Book #62

Travels With My Aunt by Graham Greene

Henry Pulling, a retired bank manager, meets his septuagenarian Aunt Augusta for the first time in over fifty years at what he supposes to be his mother's funeral. Soon after, she persuades Henry to abandon Southwood, his dahlias and the Major next door to travel her way, Brighton, Paris, Istanbul, Paraguay. Through Aunt Augusta, a veteran of Europe's hotel bedrooms, Henry joins a shiftless, twilight society: mixing with hippies, war criminals, CIA men; smoking pot, breaking all the currency regulations and eventually coming alive after a dull suburban life.

Wouldn’t it be wonderful if we were all to have an Aunt Augusta? Someone to pull us out of life’s drudgeries and introduce us to living, whether that be travelling the world recklessly, outsmarting anyone we come into conversation with, or merely smuggling contraband across European borders.

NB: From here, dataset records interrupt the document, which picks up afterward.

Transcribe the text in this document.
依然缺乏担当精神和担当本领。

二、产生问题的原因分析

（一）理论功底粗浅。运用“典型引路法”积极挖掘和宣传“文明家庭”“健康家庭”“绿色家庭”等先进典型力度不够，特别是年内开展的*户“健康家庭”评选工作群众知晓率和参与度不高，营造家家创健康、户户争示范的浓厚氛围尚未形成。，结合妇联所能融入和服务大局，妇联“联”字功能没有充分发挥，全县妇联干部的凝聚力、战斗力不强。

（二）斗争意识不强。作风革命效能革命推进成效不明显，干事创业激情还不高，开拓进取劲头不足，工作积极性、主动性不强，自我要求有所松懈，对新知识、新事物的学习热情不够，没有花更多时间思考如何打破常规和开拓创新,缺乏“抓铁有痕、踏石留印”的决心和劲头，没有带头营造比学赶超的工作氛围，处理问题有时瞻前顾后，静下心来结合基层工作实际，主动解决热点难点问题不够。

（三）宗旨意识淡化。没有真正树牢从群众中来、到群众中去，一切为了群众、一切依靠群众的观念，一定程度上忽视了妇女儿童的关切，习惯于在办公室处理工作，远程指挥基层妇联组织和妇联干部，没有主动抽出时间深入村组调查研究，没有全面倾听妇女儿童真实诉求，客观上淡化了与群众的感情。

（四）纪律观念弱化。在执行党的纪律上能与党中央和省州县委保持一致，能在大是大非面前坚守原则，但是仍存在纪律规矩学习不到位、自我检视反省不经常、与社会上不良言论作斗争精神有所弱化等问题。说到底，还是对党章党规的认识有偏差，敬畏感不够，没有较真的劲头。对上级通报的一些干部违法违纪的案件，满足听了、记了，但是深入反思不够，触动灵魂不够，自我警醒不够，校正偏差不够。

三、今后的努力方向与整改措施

Henry Pulling is lucky enough to have an Aunt Augusta. Reunited with this extroverted, unapologetic, chaotic woman at his mother’s funeral, she plunges this timid and deeply introverted man into a life of abandon, of spontaneity, and ultimately, of crime. And I must admit, I was jealous.

Her eccentric and highly detailed stories about her past are something to behold, purely for their ambiguity and their tendency to emit feelings of exaggeration. It’s impossible to tell which parts of her stories are true, and which are fiction, and to understand which parts may have gained some embellishments after a number of years.

There’s a lot of social and political commentary here, and I’m sure deep satire, which I confess flew over my head due to my ignorance of politics in this era. There were also moments where I felt utterly confused, with the plot turning into a rampage of nonsense. Despite this, Greene’s characterisation managed to pull me through the pages. It’s no Brighton Rock, that’s for sure.

Overall, an excellent escape from the mundane, a journey across continents, and a reminder to cherish your wild family members - they are so important to the trajectory of your life.